The Board of Health unanimously named Dr. O’dell Owens interim director for the Cincinnati Health Department on May 24 following the resignation of Dr. Noble Maseru.
Charlie Winburn, chairman of the Budget and Finance Committee, brought up the board’s decision at a City Council meeting this week.
“I have no problems with the current, acting health commissioner,” Winburn said. “He is a friend of mine. He is a wonderful person; it’s nothing to do with that. My concern is that … this election has already been made.”
Herschel Chalk, chairman of the Selection Panel for the Board of Health, said the search for the city’s health commissioner is not over.
Chalk said the position is open and applications are posted on the city’s website. He stressed that the competition for the job is open, and anyone who is interested may apply.
Winburn expressed concern that the board did not consider all possible candidates for the position, including female applicants.
“We’ve had men as health commissioners since its existence, and I’m a little concerned if they are already fixed on someone that that could be discriminatory if they proceed,” Winburn said. “They say that they’re going to be inclusive, but I would hope that they would open it up so that women will have an opportunity to participate in the process.”
City Council member Wendell Young agreed.
“I am aware of what’s going on over at the health department, and frankly, it troubles me,” Young said.
He suggested that representatives of the Health Department Board come to a committee meeting to explain the process in choosing a health commissioner.
“I think we have a right, and perhaps an obligation, to make sure that we’re clear that they’re carrying out the duties that we confirmed them to do,” Young said. “At this particular point I’m not really sure what they’re doing, but something just doesn’t feel right.”
Herschel said Owens was appointed as interim health commissioner when someone made a motion at a board meeting.
“There was a lot of outcry for him to have been interim health commissioner, just like there was a lot of outcry for him to be health commissioner,” Herschel said. “The board went on and voted for him to be the interim health commissioner, but we are doing a search for the permanent health commissioner.”

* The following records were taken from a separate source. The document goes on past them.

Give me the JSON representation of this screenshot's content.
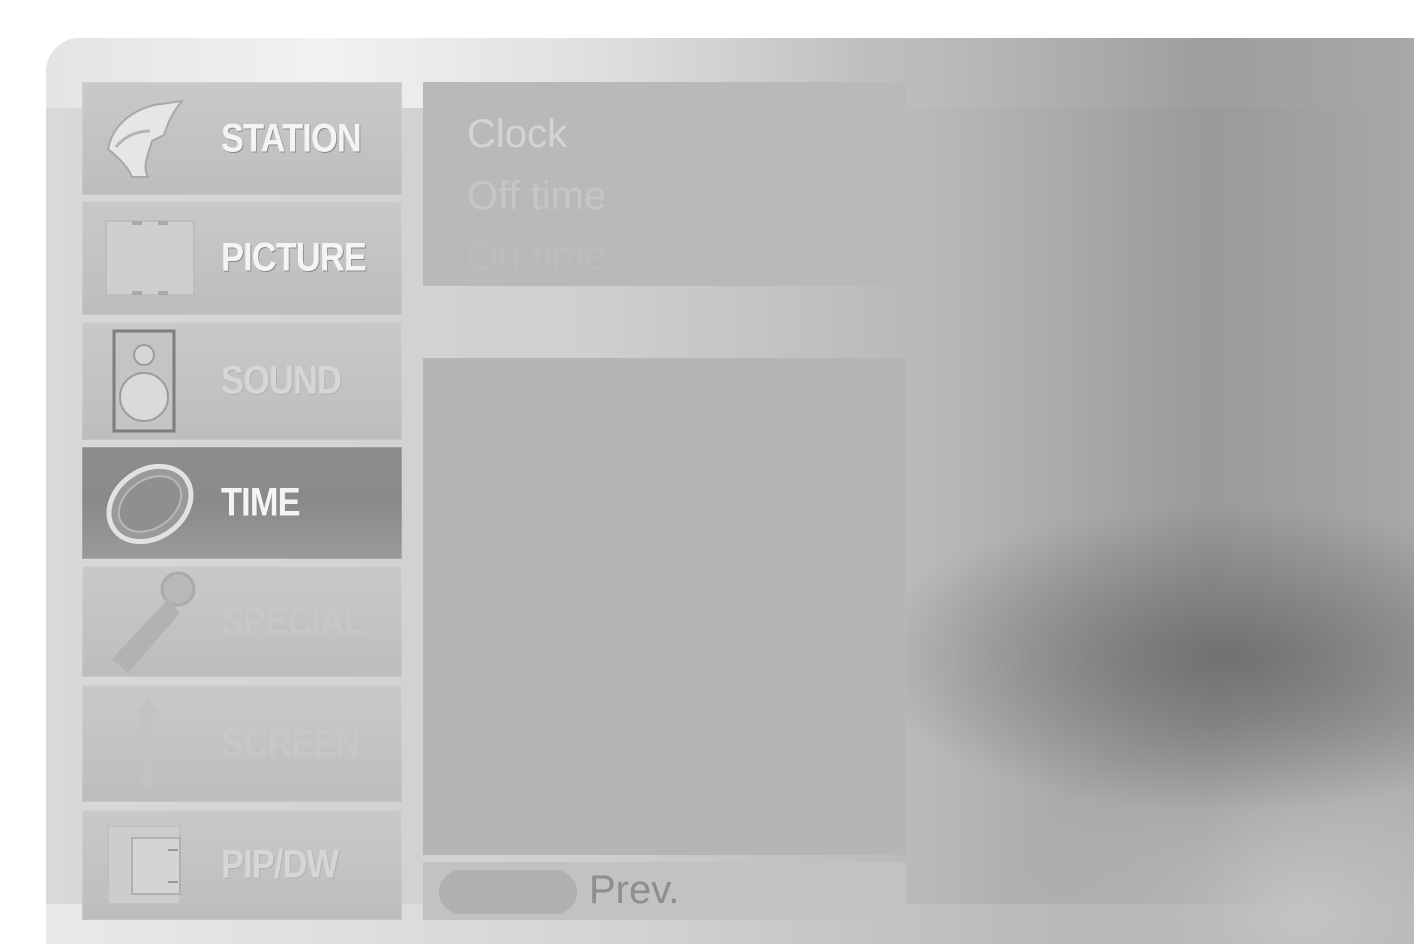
{
  "menu": {
    "items": [
      {
        "id": "station",
        "label": "STATION",
        "icon": "satellite-dish-icon",
        "state": "bright"
      },
      {
        "id": "picture",
        "label": "PICTURE",
        "icon": "film-frame-icon",
        "state": "bright"
      },
      {
        "id": "sound",
        "label": "SOUND",
        "icon": "speaker-icon",
        "state": "faded"
      },
      {
        "id": "time",
        "label": "TIME",
        "icon": "clock-icon",
        "state": "selected"
      },
      {
        "id": "special",
        "label": "SPECIAL",
        "icon": "key-icon",
        "state": "ghost"
      },
      {
        "id": "screen",
        "label": "SCREEN",
        "icon": "arrows-icon",
        "state": "ghost"
      },
      {
        "id": "pipdw",
        "label": "PIP/DW",
        "icon": "pip-window-icon",
        "state": "faded"
      }
    ],
    "selected": "TIME"
  },
  "submenu": {
    "items": [
      "Clock",
      "Off time",
      "On time"
    ]
  },
  "footer": {
    "prev_label": "Prev."
  }
}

Winburn requested correspondence from members of the Board of Health and any public information over the last two months regarding the selection process for health commissioner.

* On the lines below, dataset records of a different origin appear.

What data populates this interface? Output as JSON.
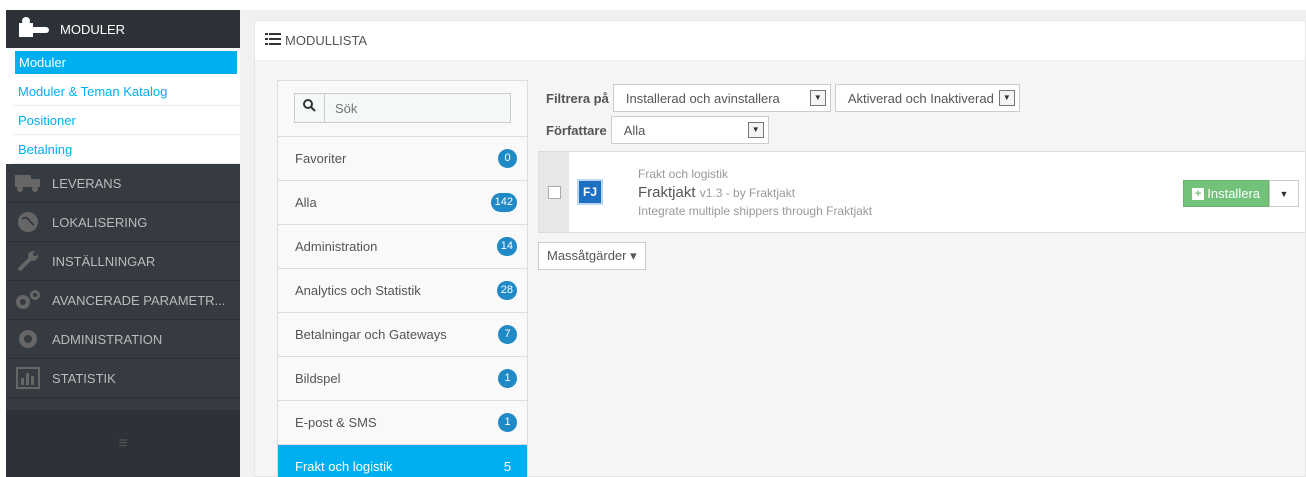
{
  "sidebar": {
    "header": "MODULER",
    "sub_items": [
      {
        "label": "Moduler"
      },
      {
        "label": "Moduler & Teman Katalog"
      },
      {
        "label": "Positioner"
      },
      {
        "label": "Betalning"
      }
    ],
    "main_items": [
      {
        "label": "LEVERANS",
        "icon": "truck-icon"
      },
      {
        "label": "LOKALISERING",
        "icon": "globe-icon"
      },
      {
        "label": "INSTÄLLNINGAR",
        "icon": "wrench-icon"
      },
      {
        "label": "AVANCERADE PARAMETR...",
        "icon": "gears-icon"
      },
      {
        "label": "ADMINISTRATION",
        "icon": "gear-icon"
      },
      {
        "label": "STATISTIK",
        "icon": "bar-chart-icon"
      }
    ],
    "collapse_glyph": "≡"
  },
  "panel": {
    "title": "MODULLISTA"
  },
  "search": {
    "placeholder": "Sök"
  },
  "categories": [
    {
      "label": "Favoriter",
      "count": "0"
    },
    {
      "label": "Alla",
      "count": "142"
    },
    {
      "label": "Administration",
      "count": "14"
    },
    {
      "label": "Analytics och Statistik",
      "count": "28"
    },
    {
      "label": "Betalningar och Gateways",
      "count": "7"
    },
    {
      "label": "Bildspel",
      "count": "1"
    },
    {
      "label": "E-post & SMS",
      "count": "1"
    },
    {
      "label": "Frakt och logistik",
      "count": "5"
    }
  ],
  "filters": {
    "filter_label": "Filtrera på",
    "install_select": "Installerad och avinstallera",
    "active_select": "Aktiverad och Inaktiverad",
    "author_label": "Författare",
    "author_select": "Alla"
  },
  "module": {
    "category": "Frakt och logistik",
    "logo_text": "FJ",
    "name": "Fraktjakt",
    "version": "v1.3 - by Fraktjakt",
    "description": "Integrate multiple shippers through Fraktjakt",
    "install_label": "Installera"
  },
  "bulk": {
    "label": "Massåtgärder ▾"
  },
  "colors": {
    "accent": "#00aff0",
    "sidebar": "#363a41",
    "badge": "#1f8ac6",
    "install": "#72c279"
  }
}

“I think this board needs to really have an extensive search to make sure that women are not discriminated against, and I think every woman should have the opportunity to participate without the board already making a final decision,” Winburn said.

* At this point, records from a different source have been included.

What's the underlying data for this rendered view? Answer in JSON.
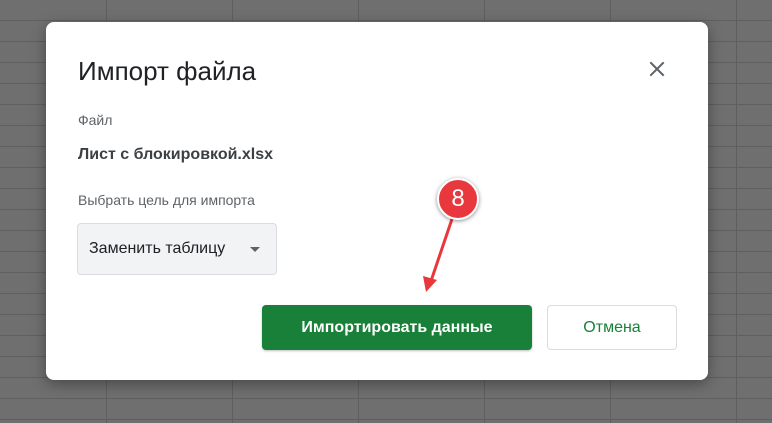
{
  "dialog": {
    "title": "Импорт файла",
    "file_label": "Файл",
    "file_name": "Лист с блокировкой.xlsx",
    "target_label": "Выбрать цель для импорта",
    "target_selected": "Заменить таблицу",
    "import_label": "Импортировать данные",
    "cancel_label": "Отмена"
  },
  "annotation": {
    "step_number": "8"
  },
  "icons": {
    "close": "close-icon",
    "dropdown": "chevron-down-icon"
  },
  "colors": {
    "primary_green": "#188038",
    "badge_red": "#e8383d"
  }
}
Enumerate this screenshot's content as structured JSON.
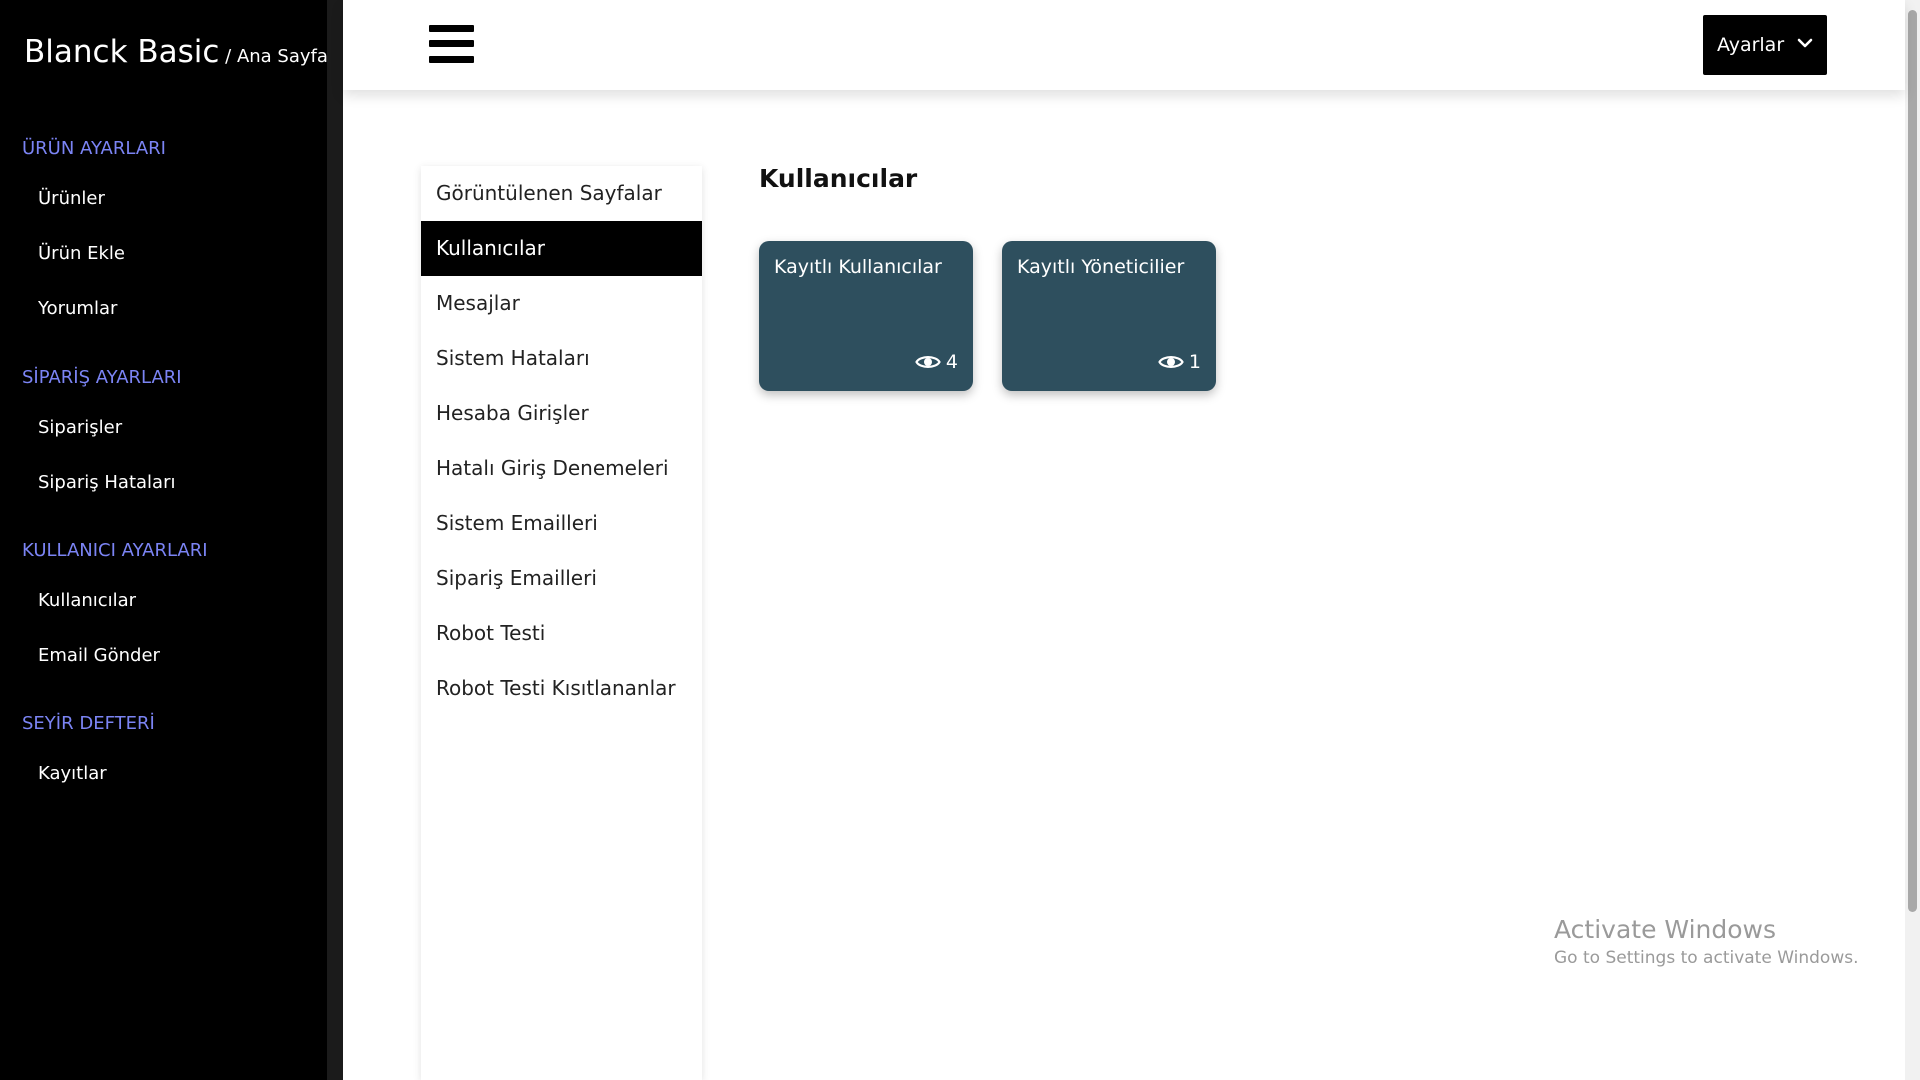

Herschel said no final decisions have been made.
“We are going to have an open competition for the position, and anyone who is qualified can apply,” Herschel said. “It is not something where Dr. Owens has been picked.”
Winburn compared the search for health commissioner to the search for Cincinnati’s police chief. He said Isaac was the right choice for the job, but it was the wrong process.
“They didn’t actually do a search,” Winburn said. “Even if I have to go into court myself and file an injunction against the health department for not allowing women to have an opportunity to be considered for that job, I will do that.”
The deadlines on applications close at 11:59 p.m. June 30.